An American Feast - Foods that Make Up an American Thanksgiving Dinner

It’s one of the biggest celebrations in the American calendar – and food plays a major role. So what is Thanksgiving all about? It’s a US holiday that takes place on the fourth Thursday in November. Back in 1863, President Abraham Lincoln proclaimed it a national day of thanksgiving, celebrating the first harvest of the first Pilgrims and Puritans to lands in America in 1621 – and it’s been a holiday ever since.

Thanksgiving dinner is really the centrepiece of this annual festival – a large meal, with family and friends gathered round the table to celebrate together. If you’re a fan of American TV shows like The Simpsons, you’ll undoubtedly have seen what Thanksgiving dinner looks like – and there are usually just as many family arguments as there are smiles around the table and plenty of American football on TV too!

Want to host your own Thanksgiving dinner this year? Then come November these are the essential, and delicious, ingredients you’ll need.

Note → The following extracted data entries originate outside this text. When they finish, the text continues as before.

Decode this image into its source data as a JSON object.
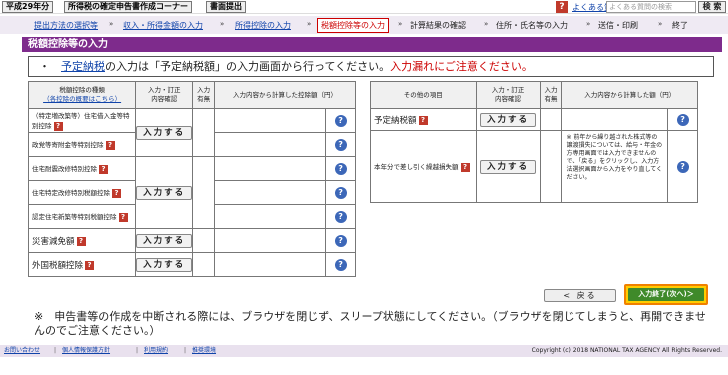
{
  "topbar": {
    "year_btn": "平成29年分",
    "corner_btn": "所得税の確定申告書作成コーナー",
    "print_btn": "書面提出",
    "faq_link": "よくある質問",
    "search_placeholder": "よくある質問の検索",
    "search_btn": "検 索"
  },
  "steps": [
    {
      "label": "提出方法の選択等",
      "state": "link"
    },
    {
      "label": "収入・所得金額の入力",
      "state": "link"
    },
    {
      "label": "所得控除の入力",
      "state": "link"
    },
    {
      "label": "税額控除等の入力",
      "state": "current"
    },
    {
      "label": "計算結果の確認",
      "state": "plain"
    },
    {
      "label": "住所・氏名等の入力",
      "state": "plain"
    },
    {
      "label": "送信・印刷",
      "state": "plain"
    },
    {
      "label": "終了",
      "state": "plain"
    }
  ],
  "page_title": "税額控除等の入力",
  "notice": {
    "bullet": "・",
    "link": "予定納税",
    "text": "の入力は「予定納税額」の入力画面から行ってください。",
    "warn": "入力漏れにご注意ください。"
  },
  "left_table": {
    "headers": {
      "kind": "税額控除の種類",
      "kind_link": "（各控除の概要はこちら）",
      "input": "入力・訂正\n内容確認",
      "status": "入力\n有無",
      "amount": "入力内容から計算した控除額（円）"
    },
    "rows": [
      {
        "label": "（特定増改築等）住宅借入金等特別控除"
      },
      {
        "label": "政党等寄附金等特別控除"
      },
      {
        "label": "住宅耐震改修特別控除"
      },
      {
        "label": "住宅特定改修特別税額控除"
      },
      {
        "label": "認定住宅新築等特別税額控除"
      },
      {
        "label": "災害減免額"
      },
      {
        "label": "外国税額控除"
      }
    ]
  },
  "right_table": {
    "headers": {
      "item": "その他の項目",
      "input": "入力・訂正\n内容確認",
      "status": "入力\n有無",
      "amount": "入力内容から計算した額（円）"
    },
    "rows": [
      {
        "label": "予定納税額"
      },
      {
        "label": "本年分で差し引く繰越損失額"
      }
    ],
    "note": "※ 前年から繰り越された株式等の譲渡損失については、給与・年金の方専用画面では入力できませんので、「戻る」をクリックし、入力方法選択画面から入力をやり直してください。"
  },
  "input_btn": "入力する",
  "help_icon": "?",
  "q_icon": "?",
  "back_btn": "< 戻る",
  "done_btn": "入力終了(次へ)＞",
  "bottom_note": "※　申告書等の作成を中断される際には、ブラウザを閉じず、スリープ状態にしてください。（ブラウザを閉じてしまうと、再開できませんのでご注意ください。）",
  "footer": {
    "links": [
      "お問い合わせ",
      "個人情報保護方針",
      "利用規約",
      "推奨環境"
    ],
    "copyright": "Copyright (c) 2018 NATIONAL TAX AGENCY All Rights Reserved."
  },
  "colors": {
    "accent": "#7e2b8c",
    "next_btn": "#3f8a2a",
    "highlight": "#f08000"
  }
}
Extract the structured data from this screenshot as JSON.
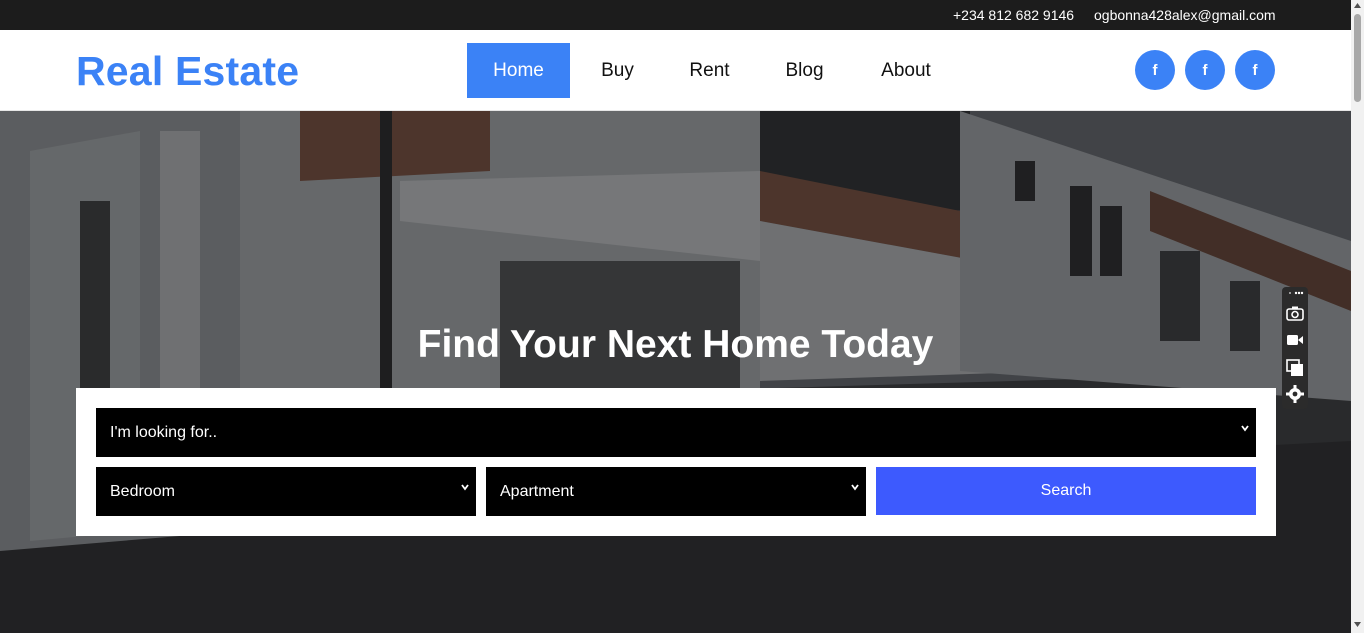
{
  "topbar": {
    "phone": "+234 812 682 9146",
    "email": "ogbonna428alex@gmail.com"
  },
  "header": {
    "logo": "Real Estate",
    "nav": [
      {
        "label": "Home",
        "active": true
      },
      {
        "label": "Buy",
        "active": false
      },
      {
        "label": "Rent",
        "active": false
      },
      {
        "label": "Blog",
        "active": false
      },
      {
        "label": "About",
        "active": false
      }
    ],
    "social": [
      {
        "icon": "facebook-icon",
        "glyph": "f"
      },
      {
        "icon": "facebook-icon",
        "glyph": "f"
      },
      {
        "icon": "facebook-icon",
        "glyph": "f"
      }
    ]
  },
  "hero": {
    "title": "Find Your Next Home Today"
  },
  "search": {
    "looking_for": "I'm looking for..",
    "bedroom": "Bedroom",
    "property_type": "Apartment",
    "button": "Search"
  },
  "toolbar": {
    "icons": [
      "camera-icon",
      "video-icon",
      "window-icon",
      "settings-icon"
    ]
  },
  "colors": {
    "accent": "#3b82f6",
    "search_button": "#3d5afe",
    "topbar": "#1c1c1c"
  }
}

Just as it’s a traditional meat used for Christmas dinner, turkey is favoured because it’s big – and that means it can feed a whole family. Turkeys are usually stuffed with chestnuts and/or sausage meat and grains and baked in the oven before being carved at the table for everyone to enjoy.

Cranberry sauce

You can’t serve up your Thanksgiving turkey without this sauce of the season. The first pilgrims learnt all about cranberries from the Native American Indians, who picked these berries at this time of year. Today, some people serve their cranberry sauce straight out of the can or jar, but if you have the time you might want to try and make your own. All you need to do is boil some sugar and water, add some cranberries, cook until they pop, mash them and then let the sauce cool in the fridge.


Closely tied to harvest festivals that date back centuries, Thanksgiving makes use of all the vegetables that are traditionally harvested at this time of year. That means lots of root vegetables. These are vegetables that grow in the ground, under soil, rather than above ground or on trees or plants. So that means potatoes of all kinds, parsnips, carrots, squash, yams, and the most popular Thanksgiving veg of all – pumpkins.

Marshmallow sweet potatoes

Think sweet potatoes aren’t sweet enough? Neither does America. Believe it or not, this is a favourite Thanksgiving dish that’s baked all across the country for this feast. While fluffy white marshmallows definitely weren’t served up at the first thanksgiving dinner back in 1621, they’re often included today. All you need to do is roast some sweet potatoes, then mash them, add some butter and cinnamon, top with marshmallows, then stick them back in the oven until the marshmallows are browned on top.

Pumpkin pie

Looking for more sweet treats? As well as serving up pumpkin as a vegetable, Americans like to sweeten their mashed pumpkin to use as a delicious filling for this traditional Thanksgiving pie.

Pecan pie

Another popular kind of pie baked for Thanksgiving uses another ingredient that’s harvested at this time of year. Pecan nuts are used in this pie that is sweetened with maple syrup, but that’s not the only place pecan nuts feature at the dinner table. Pecans are also crushed up and used as part of the stuffing ingredients for the Thanksgiving turkey and are mixed through with roast vegetables.